Jules Verne, " Vingt Mille Lieues sous les mers "

La vision de Jules Verne, au moment de l’écriture de son œuvre en 1867, n’est pas loin de la réalité… Grâce à la mission Famous et aux campagnes qui suivirent, les processus volcaniques ont ainsi pu être décrits de manière précise.

La plus grande chaîne de montagnes du globe

Au fond des océans, traversant les immenses plaines abyssales, les dorsales forment un immense serpent sinueux de plus de 65 000 km de long, représentant la plus longue chaîne de montagne de la terre. Les dorsales océaniques peuvent atteindre la hauteur des Alpes ou des Pyrénées (2 000 à 3 000 m d’altitude).

Le feu des abysses

Ces dorsales sont en réalité des chaînes de montagnes volcaniques, liées à l’intense activité se produisant aux frontières entre les plaques tectoniques.
Là où les plaques s’écartent, le long d’une grande fracture, le magma remonte et s’épanche de part et d’autre, sous forme de coulées en coussin ou en bourrelets appelés pillow lava. Ce bourrelet repousse de part et d’autre la croûte plus ancienne, et forme peu à peu, en se refroidissant, le nouveau plancher océanique et ses dorsales.
Au centre des dorsales, on trouve une vallée profonde et étroite correspondant à la zone d’écartement, le rift, d’où remonte le magma.
A l’opposé, là où les plaques se rencontrent, elles se chevauchent (phénomène de subduction), créant de nouvelles failles et de nouveaux volcans, ou glissent l’une contre l’autre provoquant tensions et séismes.
Les collisions entre les plaques sont ainsi la cause de la majeure partie des éruptions volcaniques sous-marines.

Autre découverte : le plancher océanique est hérissé d’une myriade de volcans sous-marins, le plus souvent alignés au milieu d’une plaque. Leur formation s’explique par l’existence de " points chauds ", sorte de poches de magma en fusion, en forme de champignon, qui remontent depuis le manteau inférieur de la terre, perçant la lithosphère comme une flamme de chalumeau.
Les laves émises forment d’abord un volcan sous-marin, qui, en grandissant peu à peu, dépassent parfois la surface, se transformant alors en volcan aérien.
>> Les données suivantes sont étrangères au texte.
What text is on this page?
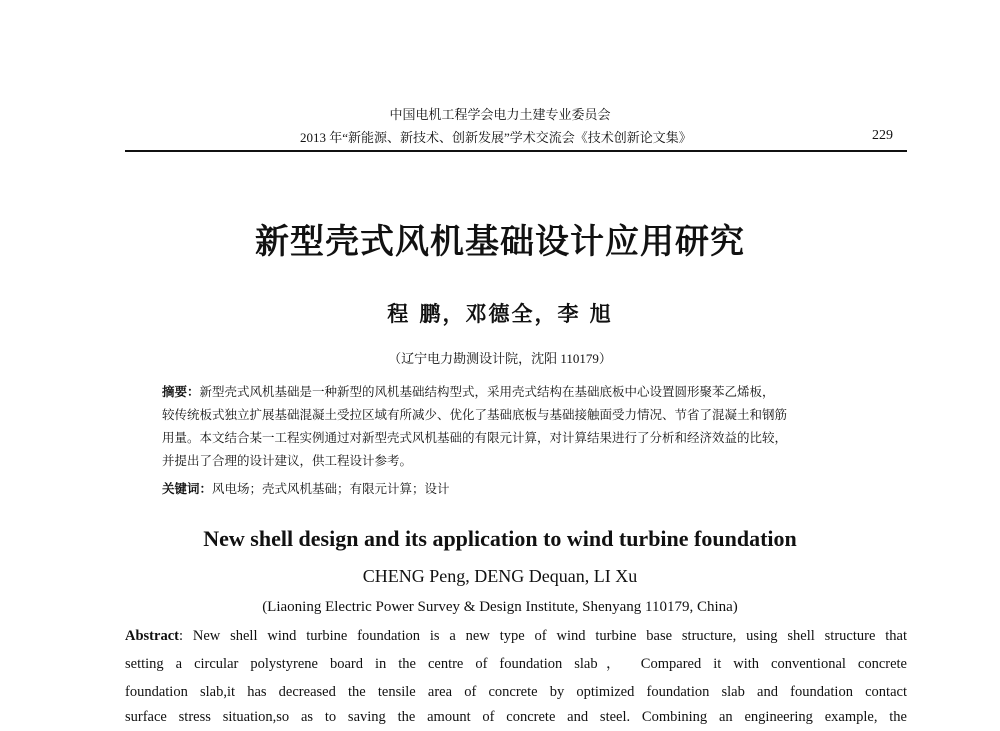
中国电机工程学会电力土建专业委员会
2013 年“新能源、新技术、创新发展”学术交流会《技术创新论文集》	229
新型壳式风机基础设计应用研究
程 鹏，邓德全，李 旭
（辽宁电力勘测设计院，沈阳 110179）
摘要：新型壳式风机基础是一种新型的风机基础结构型式，采用壳式结构在基础底板中心设置圆形聚苯乙烯板，
较传统板式独立扩展基础混凝土受拉区域有所减少、优化了基础底板与基础接触面受力情况、节省了混凝土和钢筋
用量。本文结合某一工程实例通过对新型壳式风机基础的有限元计算，对计算结果进行了分析和经济效益的比较，
并提出了合理的设计建议，供工程设计参考。
关键词：风电场；壳式风机基础；有限元计算；设计
New shell design and its application to wind turbine foundation
CHENG Peng, DENG Dequan, LI Xu
(Liaoning Electric Power Survey & Design Institute, Shenyang 110179, China)
Abstract: New shell wind turbine foundation is a new type of wind turbine base structure, using shell structure that
setting a circular polystyrene board in the centre of foundation slab， Compared it with conventional concrete
foundation slab,it has decreased the tensile area of concrete by optimized foundation slab and foundation contact
surface stress situation,so as to saving the amount of concrete and steel. Combining an engineering example, the
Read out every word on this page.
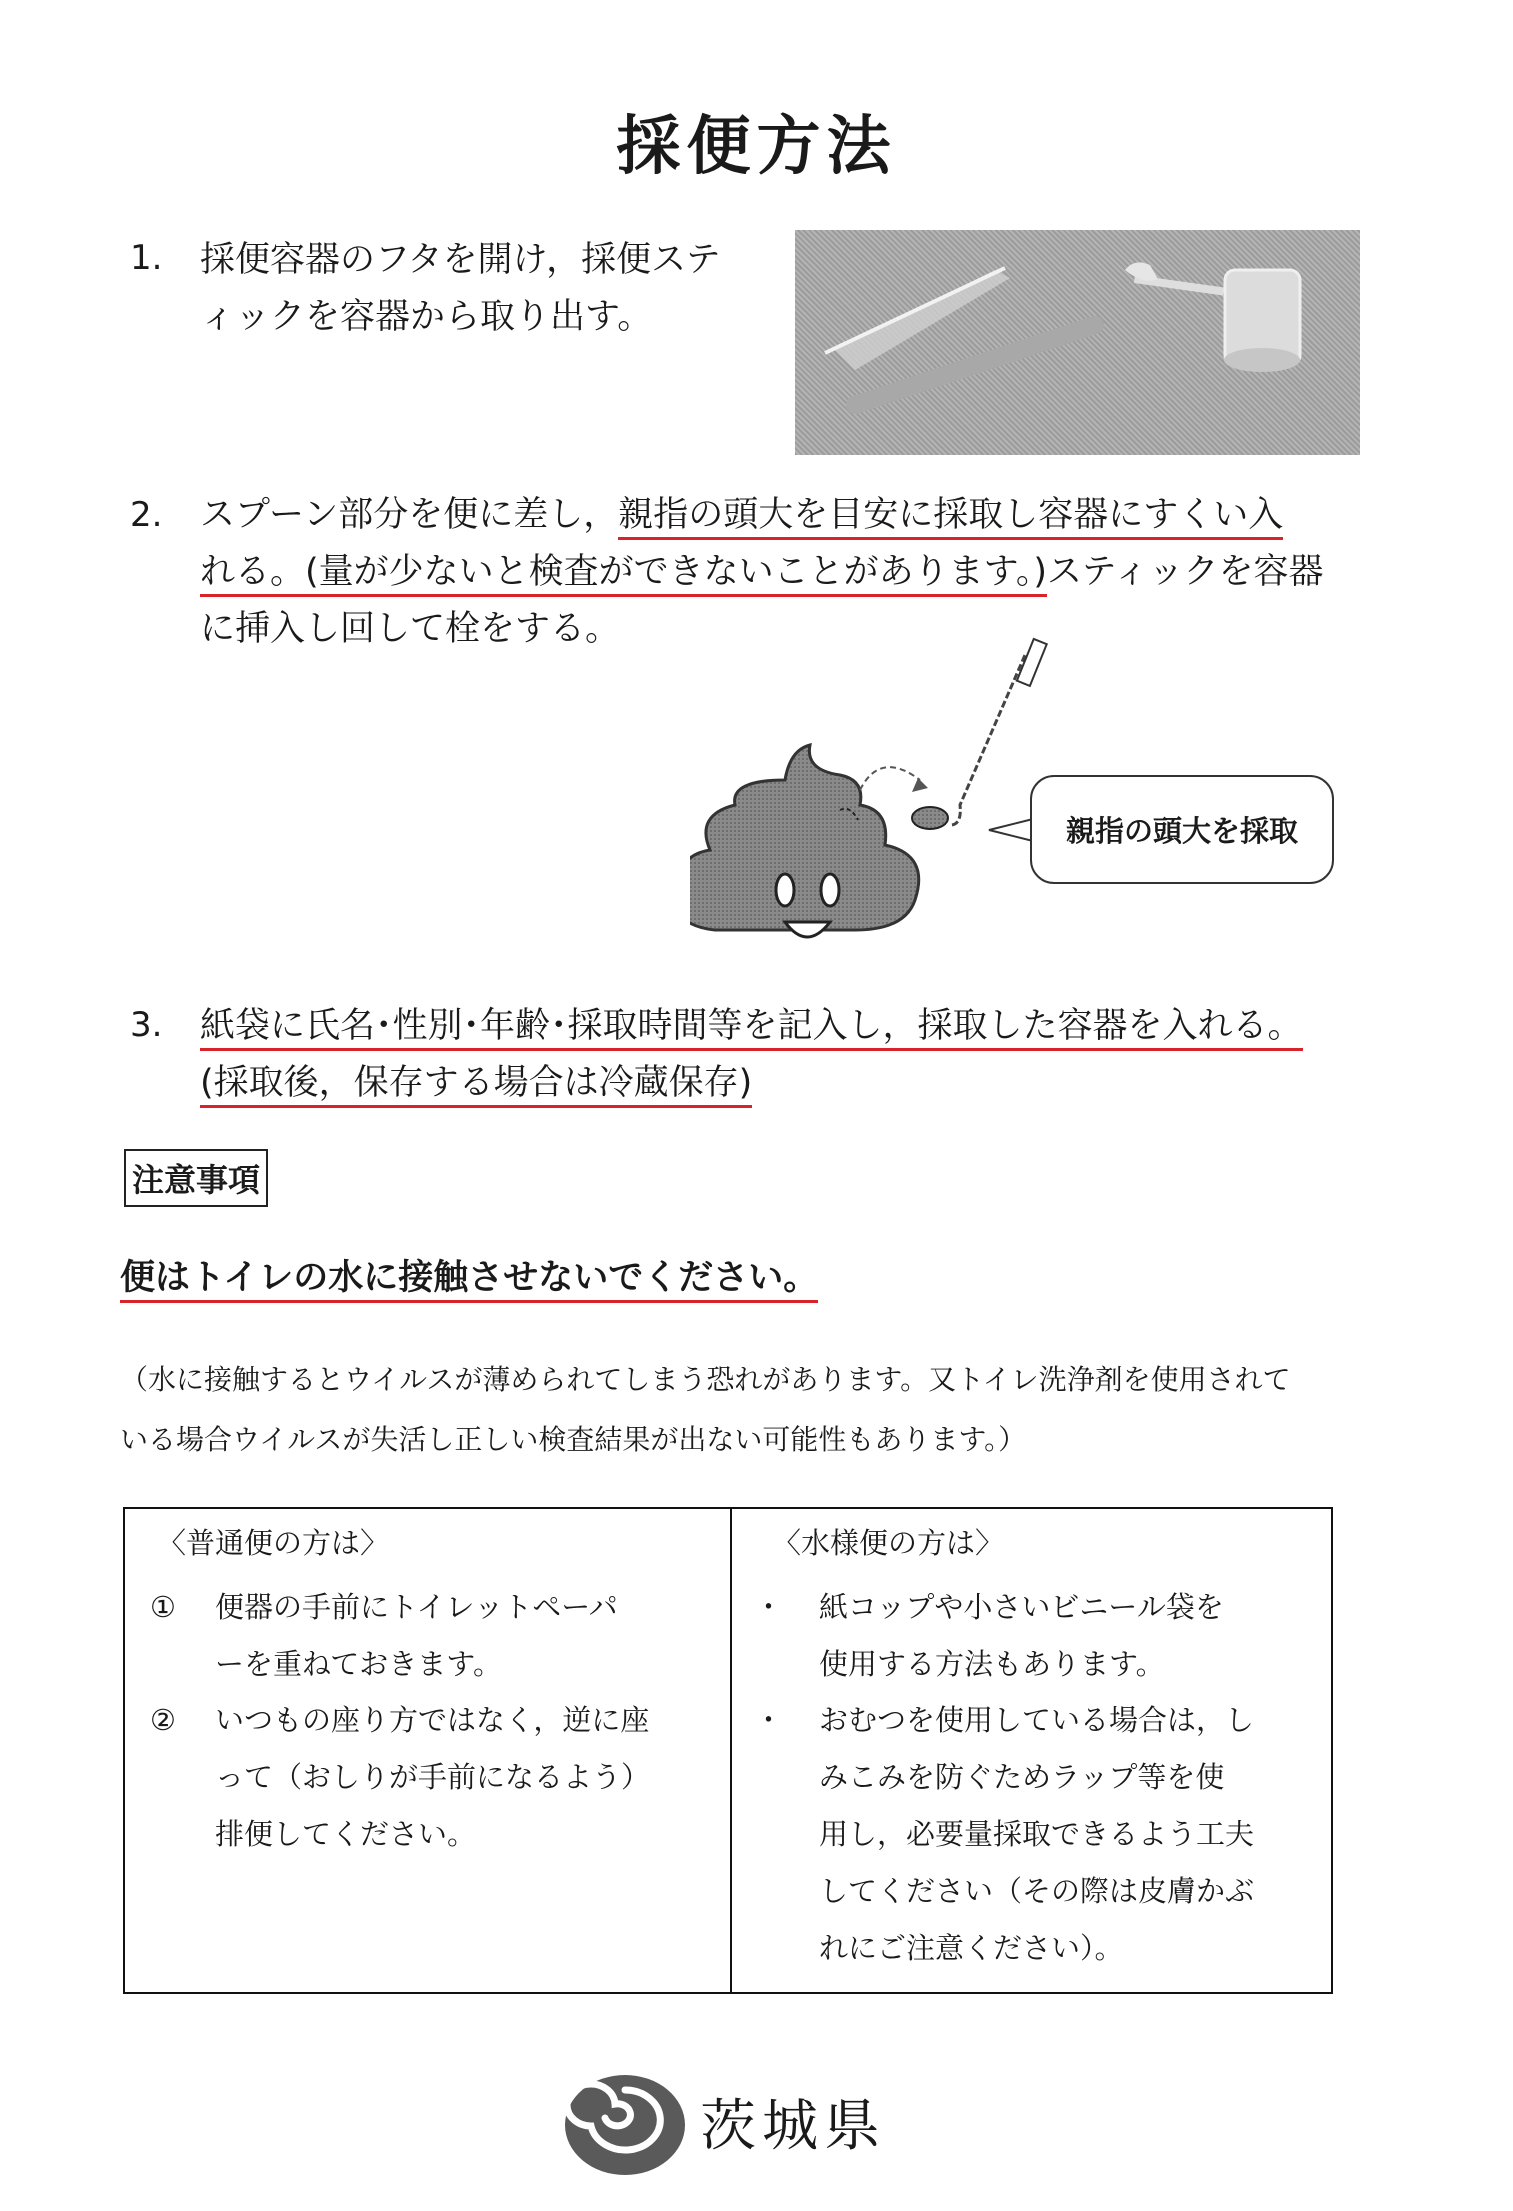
採便方法
1. 採便容器のフタを開け，採便ステ
ィックを容器から取り出す。
2. スプーン部分を便に差し，親指の頭大を目安に採取し容器にすくい入
れる。(量が少ないと検査ができないことがあります。)スティックを容器
に挿入し回して栓をする。
親指の頭大を採取
3. 紙袋に氏名･性別･年齢･採取時間等を記入し，採取した容器を入れる。
(採取後，保存する場合は冷蔵保存)
注意事項
便はトイレの水に接触させないでください。
（水に接触するとウイルスが薄められてしまう恐れがあります。又トイレ洗浄剤を使用されて
いる場合ウイルスが失活し正しい検査結果が出ない可能性もあります。）
〈普通便の方は〉
① 便器の手前にトイレットペーパ
ーを重ねておきます。
② いつもの座り方ではなく，逆に座
って（おしりが手前になるよう）
排便してください。
〈水様便の方は〉
・ 紙コップや小さいビニール袋を
使用する方法もあります。
・ おむつを使用している場合は，し
みこみを防ぐためラップ等を使
用し，必要量採取できるよう工夫
してください（その際は皮膚かぶ
れにご注意ください）。
茨城県
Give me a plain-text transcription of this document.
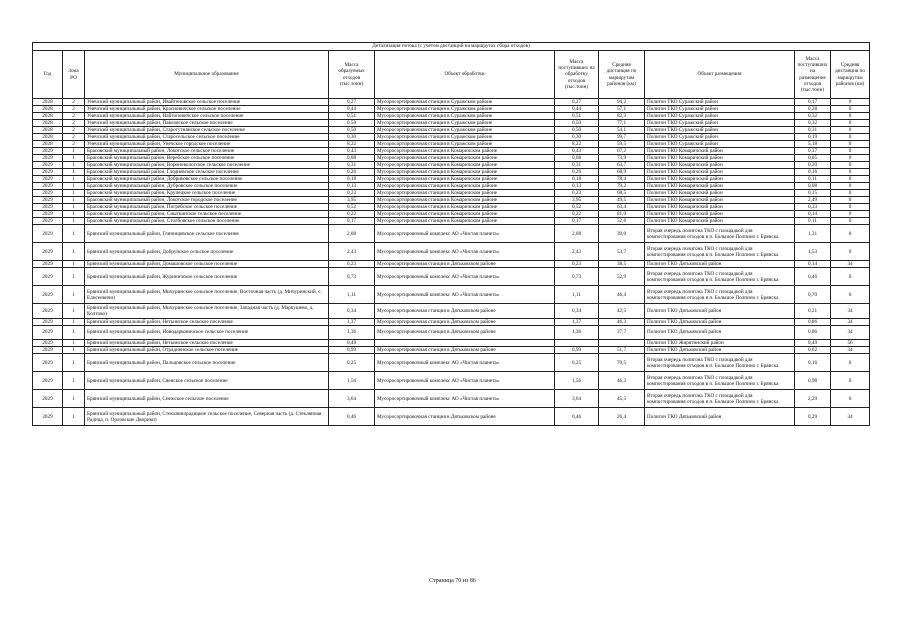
Детализация потока (с учетом дистанций на маршрутах сбора отходов)									
Год	Зона РО	Муниципальное образование	Масса образуемых отходов (тыс.тонн)	Объект обработки	Масса поступивших на обработку отходов (тыс.тонн)	Средняя дистанция по маршрутам районов (км)	Объект размещения	Масса поступивших на размещение отходов (тыс.тонн)	Средняя дистанция по маршрутам районов (км)
2028	2	Унечский муниципальный район, Ивайтеновское сельское поселение	0,27	Мусоросортировочная станция в Суражском районе	0,27	94,2	Полигон ТКО Суражский район	0,17	0
2028	2	Унечский муниципальный район, Красновичское сельское поселение	0,44	Мусоросортировочная станция в Суражском районе	0,44	57,1	Полигон ТКО Суражский район	0,28	0
2028	2	Унечский муниципальный район, Найтоповичское сельское поселение	0,51	Мусоросортировочная станция в Суражском районе	0,51	82,3	Полигон ТКО Суражский район	0,32	0
2028	2	Унечский муниципальный район, Павловское сельское поселение	0,50	Мусоросортировочная станция в Суражском районе	0,50	77,1	Полигон ТКО Суражский район	0,32	0
2028	2	Унечский муниципальный район, Старогутнянское сельское поселение	0,50	Мусоросортировочная станция в Суражском районе	0,50	54,1	Полигон ТКО Суражский район	0,31	0
2028	2	Унечский муниципальный район, Старосельское сельское поселение	0,30	Мусоросортировочная станция в Суражском районе	0,30	99,7	Полигон ТКО Суражский район	0,19	0
2028	2	Унечский муниципальный район, Унечское городское поселение	8,22	Мусоросортировочная станция в Суражском районе	8,22	59,5	Полигон ТКО Суражский район	5,18	0
2029	1	Брасовский муниципальный район, Локотское сельское поселение	0,43	Мусоросортировочная станция в Комаричском районе	0,43	67,2	Полигон ТКО Комаричский район	0,37	0
2029	1	Брасовский муниципальный район, Веребское сельское поселение	0,08	Мусоросортировочная станция в Комаричском районе	0,08	73,9	Полигон ТКО Комаричский район	0,05	0
2029	1	Брасовский муниципальный район, Вороновологское сельское поселение	0,31	Мусоросортировочная станция в Комаричском районе	0,31	63,7	Полигон ТКО Комаричский район	0,20	0
2029	1	Брасовский муниципальный район, Глодневское сельское поселение	0,26	Мусоросортировочная станция в Комаричском районе	0,26	68,9	Полигон ТКО Комаричский район	0,16	0
2029	1	Брасовский муниципальный район, Добриковское сельское поселение	0,18	Мусоросортировочная станция в Комаричском районе	0,18	78,4	Полигон ТКО Комаричский район	0,11	0
2029	1	Брасовский муниципальный район, Дубровское сельское поселение	0,13	Мусоросортировочная станция в Комаричском районе	0,13	79,2	Полигон ТКО Комаричский район	0,08	0
2029	1	Брасовский муниципальный район, Крупецкое сельское поселение	0,23	Мусоросортировочная станция в Комаричском районе	0,23	68,5	Полигон ТКО Комаричский район	0,15	0
2029	1	Брасовский муниципальный район, Локотское городское поселение	3,95	Мусоросортировочная станция в Комаричском районе	3,95	49,5	Полигон ТКО Комаричский район	2,49	0
2029	1	Брасовский муниципальный район, Погребское сельское поселение	0,52	Мусоросортировочная станция в Комаричском районе	0,52	63,4	Полигон ТКО Комаричский район	0,33	0
2029	1	Брасовский муниципальный район, Сныткинское сельское поселение	0,22	Мусоросортировочная станция в Комаричском районе	0,22	81,0	Полигон ТКО Комаричский район	0,14	0
2029	1	Брасовский муниципальный район, Столбовское сельское поселение	0,17	Мусоросортировочная станция в Комаричском районе	0,17	52,6	Полигон ТКО Комаричский район	0,11	0
2029	1	Брянский муниципальный район, Глинищевское сельское поселение	2,08	Мусоросортировочный комплекс АО «Чистая планета»	2,08	39,0	Вторая очередь полигона ТКО с площадкой для компостирования отходов в п. Большое Полпино г. Брянска	1,31	0
2029	1	Брянский муниципальный район, Добрунское сельское поселение	2,43	Мусоросортировочный комплекс АО «Чистая планета»	2,43	53,7	Вторая очередь полигона ТКО с площадкой для компостирования отходов в п. Большое Полпино г. Брянска	1,53	0
2029	1	Брянский муниципальный район, Домашовское сельское поселение	0,23	Мусоросортировочная станция в Дятьковском районе	0,23	38,5	Полигон ТКО Дятьковский район	0,14	34
2029	1	Брянский муниципальный район, Журиничское сельское поселение	0,73	Мусоросортировочный комплекс АО «Чистая планета»	0,73	52,9	Вторая очередь полигона ТКО с площадкой для компостирования отходов в п. Большое Полпино г. Брянска	0,46	0
2029	1	Брянский муниципальный район, Мичуринское сельское поселение, Восточная часть (д. Мичуринский, с. Елисеевичи)	1,11	Мусоросортировочный комплекс АО «Чистая планета»	1,11	46,4	Вторая очередь полигона ТКО с площадкой для компостирования отходов в п. Большое Полпино г. Брянска	0,70	0
2029	1	Брянский муниципальный район, Мичуринское сельское поселение, Западная часть (д. Маркушево, д. Колтово)	0,34	Мусоросортировочная станция в Дятьковском районе	0,34	42,5	Полигон ТКО Дятьковский район	0,21	34
2029	1	Брянский муниципальный район, Нетьинское сельское поселение	1,37	Мусоросортировочная станция в Дятьковском районе	1,37	46,3	Полигон ТКО Дятьковский район	0,86	34
2029	1	Брянский муниципальный район, Новодарковичское сельское поселение	1,36	Мусоросортировочная станция в Дятьковском районе	1,36	37,7	Полигон ТКО Дятьковский район	0,86	34
2029	1	Брянский муниципальный район, Нетьинское сельское поселение	0,49				Полигон ТКО Жирятинский район	0,49	56
2029	1	Брянский муниципальный район, Отрадненское сельское поселение	0,99	Мусоросортировочная станция в Дятьковском районе	0,99	51,7	Полигон ТКО Дятьковский район	0,62	34
2029	1	Брянский муниципальный район, Пальцовское сельское поселение	0,25	Мусоросортировочный комплекс АО «Чистая планета»	0,25	70,5	Вторая очередь полигона ТКО с площадкой для компостирования отходов в п. Большое Полпино г. Брянска	0,16	0
2029	1	Брянский муниципальный район, Свенское сельское поселение	1,56	Мусоросортировочный комплекс АО «Чистая планета»	1,56	46,3	Вторая очередь полигона ТКО с площадкой для компостирования отходов в п. Большое Полпино г. Брянска	0,98	0
2029	1	Брянский муниципальный район, Снежское сельское поселение	3,64	Мусоросортировочный комплекс АО «Чистая планета»	3,64	45,5	Вторая очередь полигона ТКО с площадкой для компостирования отходов в п. Большое Полпино г. Брянска	2,29	0
2029	1	Брянский муниципальный район, Стекляннорадицкое сельское поселение, Северная часть (д. Стеклянная Радица, п. Орловские Дворики)	0,46	Мусоросортировочная станция в Дятьковском районе	0,46	26,4	Полигон ТКО Дятьковский район	0,29	34
Страница 70 из 86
C’est le cas de l’archipel Hawaï, dans le Pacifique, dont les îles sont en réalité d’anciens volcans éteints. Seul le dernier, celui de l’île Hawai, est encore en activité. De - 5 000 m de fond jusqu’à + 4 000 m d’altitude, il forme la plus haute montagne du monde avec 9 000 m d’altitude.
Il est très difficile d’évaluer le nombre de volcans sous-marins. Les cartes marines les plus récentes montrent qu’il existe aujourd’hui de 700 à 900 volcans par millions de km2 dans l’océan Pacifique, soit plus de 120 000 volcans sous-marins pour ce seul océan !

Oasis sous-marines

Après la mission Famous, à la fin des années 70, on pensait connaître l’écosystème abyssal dans ses grandes lignes. La collaboration franco-américaine se poursuit avec un programme d’exploration du rift est-pacifique. Soudain, en février 1977, la découverte des oasis sous-marines, au cours d’une plongée du sous-marin Alvin sur la dorsale des Galapagos, bouleverse les certitudes des biologistes.

Hydrothermalisme

Par 2 500 m de profondeur, les deux chercheurs Corliss et Van Andel découvrent, ébahis, une profusion de vie : dans la lumière des phares du sous-marin se dessinent tout un monde de vers géants, de crabes, de poissons rosâtres, de moules géantes… Alors qu’à quelques mètres de là, c’est le désert abyssal !
Un an après, à bord de Cyana, les scientifiques français repèrent des traces récentes et importantes d’activité hydrothermales. Puis, en 1980, français et américains, repartis à bord d’Alvin, observent enfin les sources hydrothermales en activité : les êtres aux morphologies exubérantes grouillent en réalité autour de ces sources à une température d’environ 350°C !

Et si la vie était apparue au fond des océans ?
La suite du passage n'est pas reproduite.